Most men, of course, on finding themselves that way in the clutches of the Inquisition, would have had all the insides of them filled with terror; but Gil Pérez, Señor—being, as I have mentioned, an old campaigner—took it all as it came along to him and was not one bit disturbed. He said cheerfully that many times in the course of his soldiering he had been in much worse places; and added that—having a good roof over his head, and quite fair rations, and instead of marching and fighting only to sit at his ease and enjoy himself—he really was getting, for once in his life, as much of clear comfort as any old soldier had a right to expect would come his way. Moreover, in his dealings with the Familiars of the Holy Office his conduct was exemplary. He stuck firmly to his assertion that—whatever the devil might have had to do with him—he never had had anything to do with the devil; he seemed to take a real pleasure in confessing as many of his sins as he conveniently could remember; and in every way that was open to him his conduct was that of quite as good a Christian as any old soldier reasonably could be expected to be.
Therefore—while he staid on in his cell very contentedly—the Familiars of the Holy Office put their heads together and puzzled and puzzled as to what they should do with him: because it certainly seemed as though the devil, to suit his own devilish purposes, simply had made a convenience of Gil Pérez without getting his consent in the matter; and so it did not seem quite fair—in the face of his protest that he was as much annoyed as anybody was by what the devil had done with him—to put him into a flame-covered sanbenito, and to march him off to be burned for a sorcerer at the next auto de fé. Therefore the Familiars of the Holy Office kept on putting their heads together and puzzling and puzzling as to what they should do with him; and Gil Pérez kept on enjoying himself in his cell in Santo Domingo—and so the months went on and on.

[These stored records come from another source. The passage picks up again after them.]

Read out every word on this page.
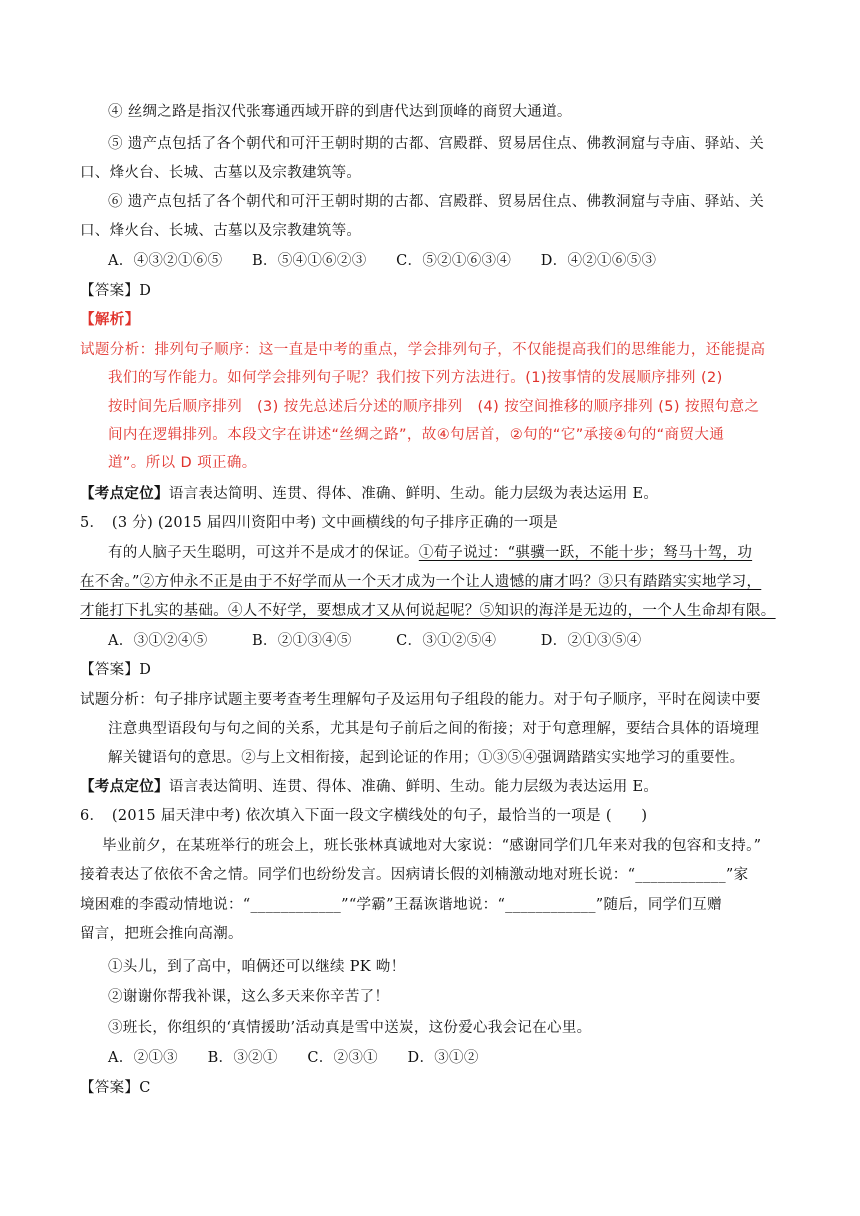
④ 丝绸之路是指汉代张骞通西域开辟的到唐代达到顶峰的商贸大通道。
⑤ 遗产点包括了各个朝代和可汗王朝时期的古都、宫殿群、贸易居住点、佛教洞窟与寺庙、驿站、关
口、烽火台、长城、古墓以及宗教建筑等。
⑥ 遗产点包括了各个朝代和可汗王朝时期的古都、宫殿群、贸易居住点、佛教洞窟与寺庙、驿站、关
口、烽火台、长城、古墓以及宗教建筑等。
A．④③②①⑥⑤　　B．⑤④①⑥②③　　C．⑤②①⑥③④　　D．④②①⑥⑤③
【答案】D
【解析】
试题分析：排列句子顺序：这一直是中考的重点，学会排列句子，不仅能提高我们的思维能力，还能提高
我们的写作能力。如何学会排列句子呢？我们按下列方法进行。(1)按事情的发展顺序排列 (2)
按时间先后顺序排列　(3) 按先总述后分述的顺序排列　(4) 按空间推移的顺序排列 (5) 按照句意之
间内在逻辑排列。本段文字在讲述“丝绸之路”，故④句居首，②句的“它”承接④句的“商贸大通
道”。所以 D 项正确。
【考点定位】语言表达简明、连贯、得体、准确、鲜明、生动。能力层级为表达运用 E。
5．　(3 分) (2015 届四川资阳中考) 文中画横线的句子排序正确的一项是
有的人脑子天生聪明，可这并不是成才的保证。①荀子说过：“骐骥一跃，不能十步；驽马十驾，功
在不舍。”②方仲永不正是由于不好学而从一个天才成为一个让人遗憾的庸才吗？③只有踏踏实实地学习，
才能打下扎实的基础。④人不好学，要想成才又从何说起呢？⑤知识的海洋是无边的，一个人生命却有限。
A．③①②④⑤　　　B．②①③④⑤　　　C．③①②⑤④　　　D．②①③⑤④
【答案】D
试题分析：句子排序试题主要考查考生理解句子及运用句子组段的能力。对于句子顺序，平时在阅读中要
注意典型语段句与句之间的关系，尤其是句子前后之间的衔接；对于句意理解，要结合具体的语境理
解关键语句的意思。②与上文相衔接，起到论证的作用；①③⑤④强调踏踏实实地学习的重要性。
【考点定位】语言表达简明、连贯、得体、准确、鲜明、生动。能力层级为表达运用 E。
6．　(2015 届天津中考) 依次填入下面一段文字横线处的句子，最恰当的一项是 (　　)
毕业前夕，在某班举行的班会上，班长张林真诚地对大家说：“感谢同学们几年来对我的包容和支持。”
接着表达了依依不舍之情。同学们也纷纷发言。因病请长假的刘楠激动地对班长说：“____________”家
境困难的李霞动情地说：“____________”“学霸”王磊诙谐地说：“____________”随后，同学们互赠
留言，把班会推向高潮。
①头儿，到了高中，咱俩还可以继续 PK 呦！
②谢谢你帮我补课，这么多天来你辛苦了！
③班长，你组织的‘真情援助’活动真是雪中送炭，这份爱心我会记在心里。
A．②①③　　B．③②①　　C．②③①　　D．③①②
【答案】C
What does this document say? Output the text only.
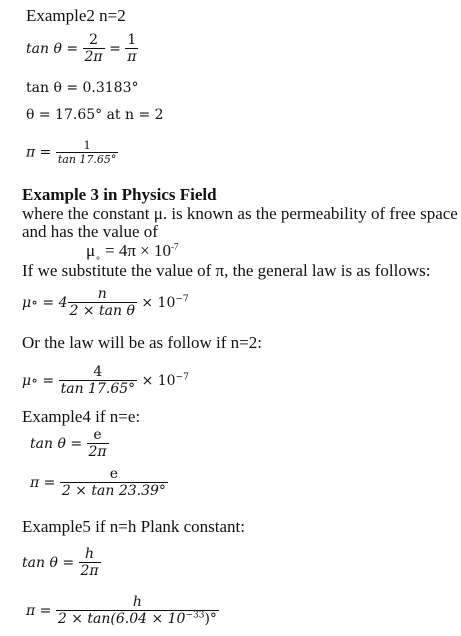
Example2 n=2
$\tan \theta = \frac{2}{2\pi} = \frac{1}{\pi}$
tan θ = 0.3183°
θ = 17.65° at n = 2
$\pi = \frac{1}{\tan 17.65^\circ}$
Example 3 in Physics Field
where the constant μ. is known as the permeability of free space
and has the value of
$\mu_\circ = 4\pi \times 10^{-7}$
If we substitute the value of π, the general law is as follows:
μ∘ = $4 \frac{n}{\text{2 × tan θ}} \times 10^{-7}$
Or the law will be as follow if n=2:
μ∘ = $\frac{4}{\tan 17.65^\circ} \times 10^{-7}$
Example4 if n=e:
$\tan \theta = \frac{e}{2\pi}$
$\pi = \frac{e}{2 \times \tan 23.39^\circ}$
Example5 if n=h Plank constant:
$\tan \theta = \frac{h}{2\pi}$
$\pi = \frac{h}{2 \times \tan(6.04 \times 10^{-33})^\circ}$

And then, on a day, a new turn was given to the whole matter: when the galleon from the Filipinas arrived at Acapulco and brought with it the proof that every word that Gil Pérez had spoken was true. Because the galleon brought the news that Don Gómez Pérez Dasmariñas—the crew of the ship that he was on having mutinied—really had had his head murderously split open, and was dead of it, in the Molucca Islands; and that this bad happening had come to him at the very time that Gil Pérez had named. Moreover, one of the military officers who had come from the Filipinas in the galleon, and up from Acapulco to the City of Mexico with the conducta, recognized Gil Pérez the moment that he laid eyes on him; and this officer said that he had seen him—only a day or two before the galleon's sailing—on duty in Manila with the Palace Guard. And so the fact was settled beyond all doubting that Gil Pérez had been brought by the devil from Manila to the City of Mexico; and, also, that the devil—since only the devil could have done it—had put the knowledge of the murderous killing of Don Gómez into his heart. Wherefore the fact that Gil Pérez was in league with the devil was clear to all the world.

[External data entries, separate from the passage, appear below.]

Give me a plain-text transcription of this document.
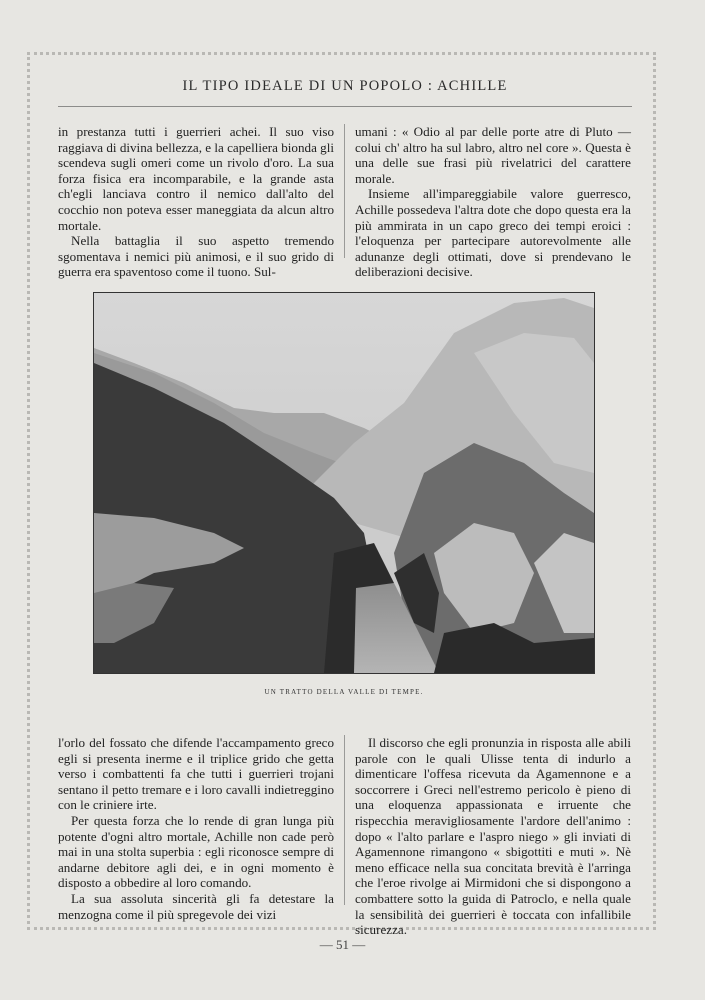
IL TIPO IDEALE DI UN POPOLO : ACHILLE

in prestanza tutti i guerrieri achei. Il suo viso raggiava di divina bellezza, e la capelliera bionda gli scendeva sugli omeri come un rivolo d'oro. La sua forza fisica era incomparabile, e la grande asta ch'egli lanciava contro il nemico dall'alto del cocchio non poteva esser maneggiata da alcun altro mortale.

Nella battaglia il suo aspetto tremendo sgomentava i nemici più animosi, e il suo grido di guerra era spaventoso come il tuono. Sul-

umani : « Odio al par delle porte atre di Pluto — colui ch' altro ha sul labro, altro nel core ». Questa è una delle sue frasi più rivelatrici del carattere morale.

Insieme all'impareggiabile valore guerresco, Achille possedeva l'altra dote che dopo questa era la più ammirata in un capo greco dei tempi eroici : l'eloquenza per partecipare autorevolmente alle adunanze degli ottimati, dove si prendevano le deliberazioni decisive.

UN TRATTO DELLA VALLE DI TEMPE.

l'orlo del fossato che difende l'accampamento greco egli si presenta inerme e il triplice grido che getta verso i combattenti fa che tutti i guerrieri trojani sentano il petto tremare e i loro cavalli indietreggino con le criniere irte.

Per questa forza che lo rende di gran lunga più potente d'ogni altro mortale, Achille non cade però mai in una stolta superbia : egli riconosce sempre di andarne debitore agli dei, e in ogni momento è disposto a obbedire al loro comando.

La sua assoluta sincerità gli fa detestare la menzogna come il più spregevole dei vizi

Il discorso che egli pronunzia in risposta alle abili parole con le quali Ulisse tenta di indurlo a dimenticare l'offesa ricevuta da Agamennone e a soccorrere i Greci nell'estremo pericolo è pieno di una eloquenza appassionata e irruente che rispecchia meravigliosamente l'ardore dell'animo : dopo « l'alto parlare e l'aspro niego » gli inviati di Agamennone rimangono « sbigottiti e muti ». Nè meno efficace nella sua concitata brevità è l'arringa che l'eroe rivolge ai Mirmidoni che si dispongono a combattere sotto la guida di Patroclo, e nella quale la sensibilità dei guerrieri è toccata con infallibile sicurezza.

— 51 —
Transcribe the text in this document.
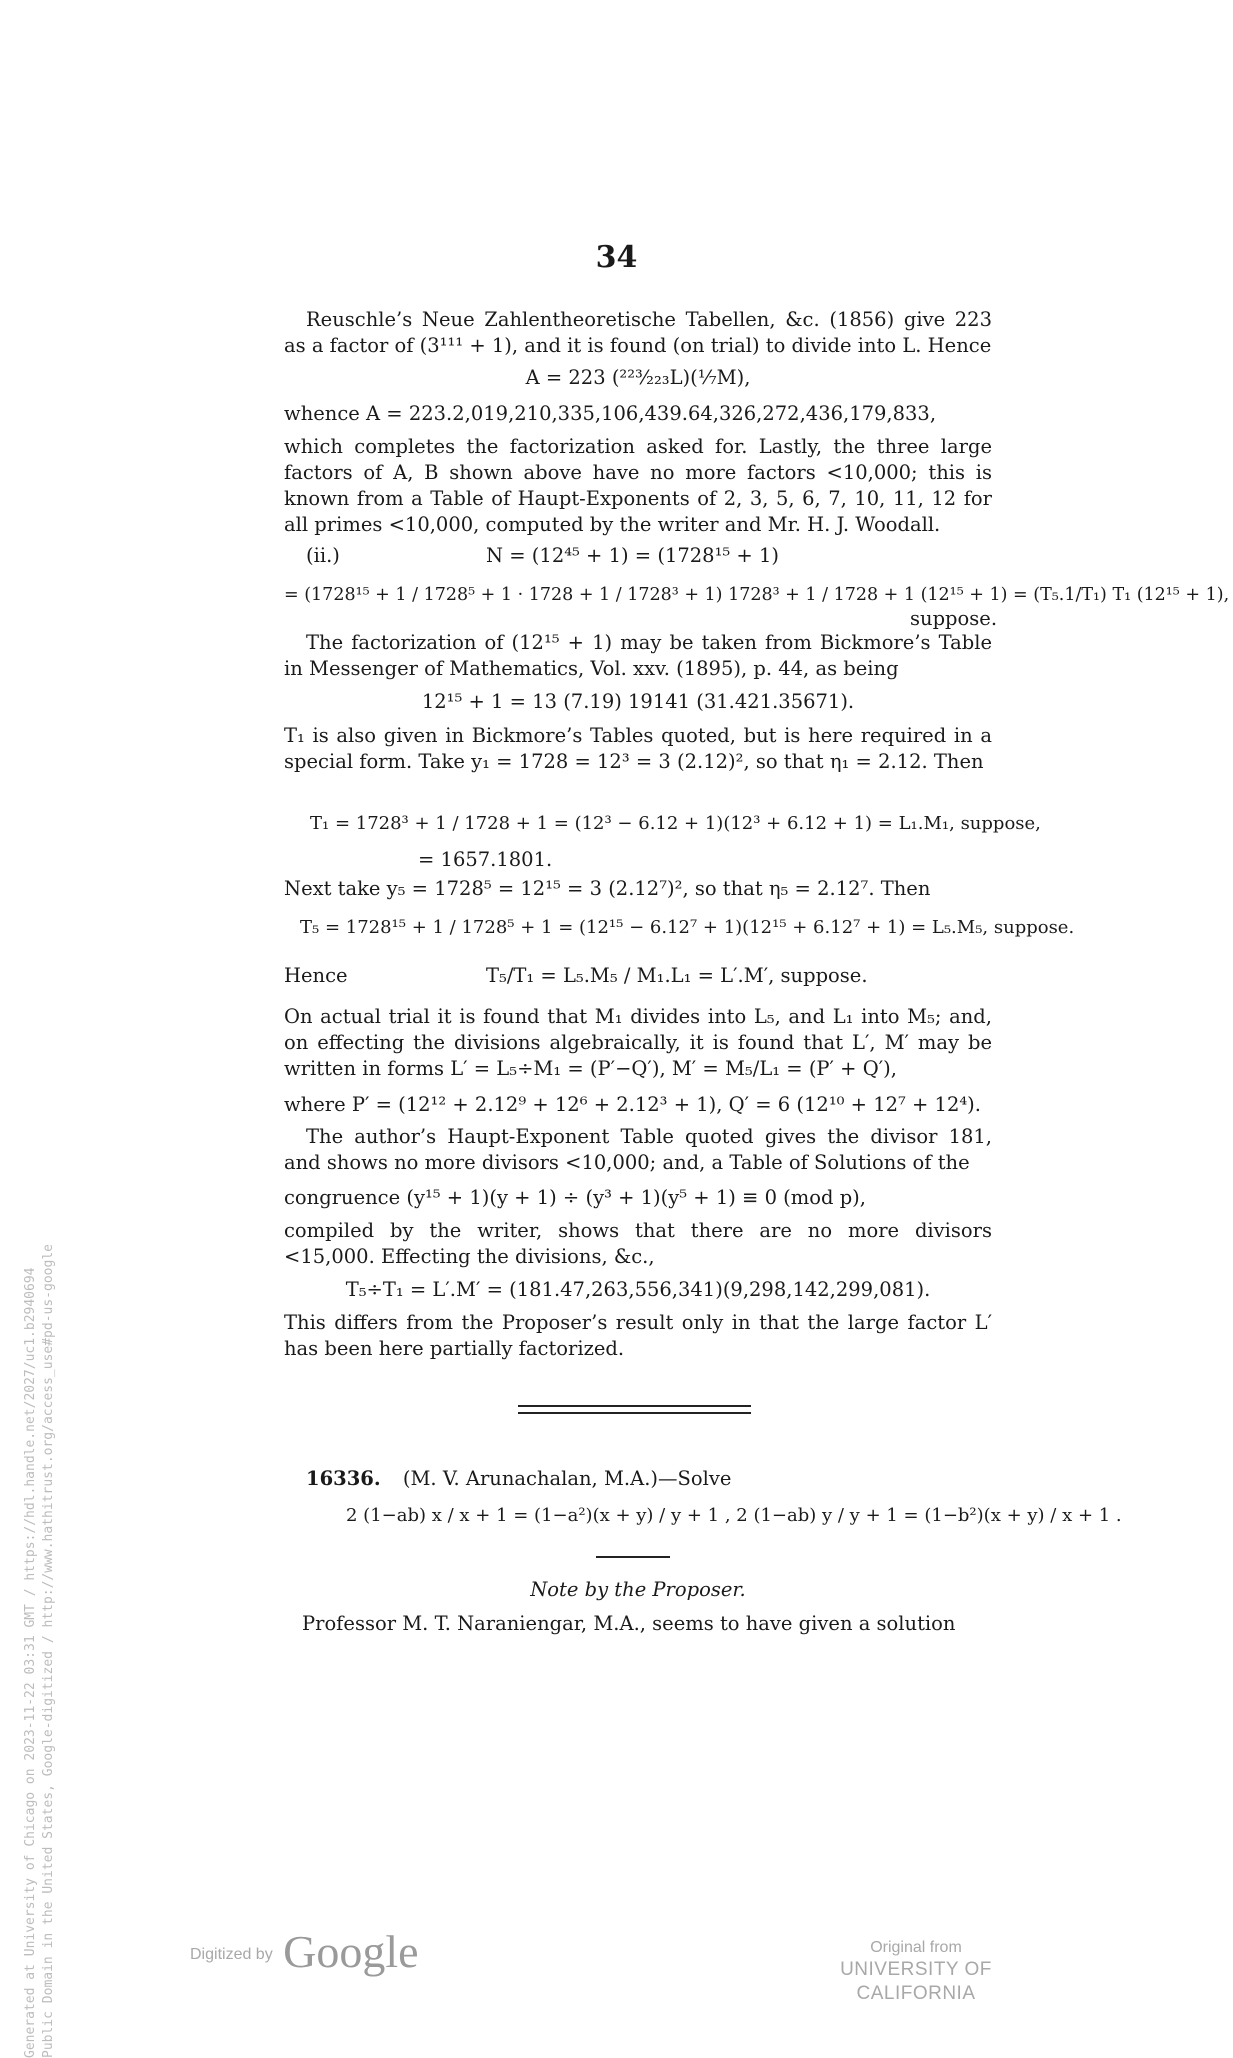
34

Reuschle’s Neue Zahlentheoretische Tabellen, &c. (1856) give 223 as a factor of (3¹¹¹ + 1), and it is found (on trial) to divide into L. Hence

A = 223 (²²³⁄₂₂₃L)(⅐M),
whence A = 223.2,019,210,335,106,439.64,326,272,436,179,833,

which completes the factorization asked for. Lastly, the three large factors of A, B shown above have no more factors <10,000; this is known from a Table of Haupt-Exponents of 2, 3, 5, 6, 7, 10, 11, 12 for all primes <10,000, computed by the writer and Mr. H. J. Woodall.

(ii.)	N = (12⁴⁵ + 1) = (1728¹⁵ + 1)
= (1728¹⁵ + 1 / 1728⁵ + 1 · 1728 + 1 / 1728³ + 1) 1728³ + 1 / 1728 + 1 (12¹⁵ + 1) = (T₅.1/T₁) T₁ (12¹⁵ + 1),
suppose.

The factorization of (12¹⁵ + 1) may be taken from Bickmore’s Table in Messenger of Mathematics, Vol. xxv. (1895), p. 44, as being

12¹⁵ + 1 = 13 (7.19) 19141 (31.421.35671).

T₁ is also given in Bickmore’s Tables quoted, but is here required in a special form. Take y₁ = 1728 = 12³ = 3 (2.12)², so that η₁ = 2.12. Then

T₁ = 1728³ + 1 / 1728 + 1 = (12³ − 6.12 + 1)(12³ + 6.12 + 1) = L₁.M₁, suppose,
= 1657.1801.

Next take y₅ = 1728⁵ = 12¹⁵ = 3 (2.12⁷)², so that η₅ = 2.12⁷. Then

T₅ = 1728¹⁵ + 1 / 1728⁵ + 1 = (12¹⁵ − 6.12⁷ + 1)(12¹⁵ + 6.12⁷ + 1) = L₅.M₅, suppose.
Hence	T₅/T₁ = L₅.M₅ / M₁.L₁ = L′.M′, suppose.

On actual trial it is found that M₁ divides into L₅, and L₁ into M₅; and, on effecting the divisions algebraically, it is found that L′, M′ may be written in forms L′ = L₅÷M₁ = (P′−Q′), M′ = M₅/L₁ = (P′ + Q′),

where P′ = (12¹² + 2.12⁹ + 12⁶ + 2.12³ + 1), Q′ = 6 (12¹⁰ + 12⁷ + 12⁴).

The author’s Haupt-Exponent Table quoted gives the divisor 181, and shows no more divisors <10,000; and, a Table of Solutions of the

congruence (y¹⁵ + 1)(y + 1) ÷ (y³ + 1)(y⁵ + 1) ≡ 0 (mod p),

compiled by the writer, shows that there are no more divisors <15,000. Effecting the divisions, &c.,

T₅÷T₁ = L′.M′ = (181.47,263,556,341)(9,298,142,299,081).

This differs from the Proposer’s result only in that the large factor L′ has been here partially factorized.

16336. (M. V. Arunachalan, M.A.)—Solve
2 (1−ab) x / x + 1 = (1−a²)(x + y) / y + 1 , 2 (1−ab) y / y + 1 = (1−b²)(x + y) / x + 1 .
Note by the Proposer.
Professor M. T. Naraniengar, M.A., seems to have given a solution
Generated at University of Chicago on 2023-11-22 03:31 GMT / https://hdl.handle.net/2027/uc1.b2940694 Public Domain in the United States, Google-digitized / http://www.hathitrust.org/access_use#pd-us-google	Digitized by Google	Original from
UNIVERSITY OF CALIFORNIA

Then the Familiars of the Holy Office for the last time put their heads together and puzzled and puzzled over the matter; and at the end of their puzzling they decided that Gil Pérez was an innocent person, and that he undoubtedly had had criminal relations with the devil and was full of wickedness. Therefore they ordered that, being innocent, he should be set free from his cell in Santo Domingo; and that, being a dangerous character whose influence was corrupting, he should be sent back to Manila in the returning galleon. And that was their decree.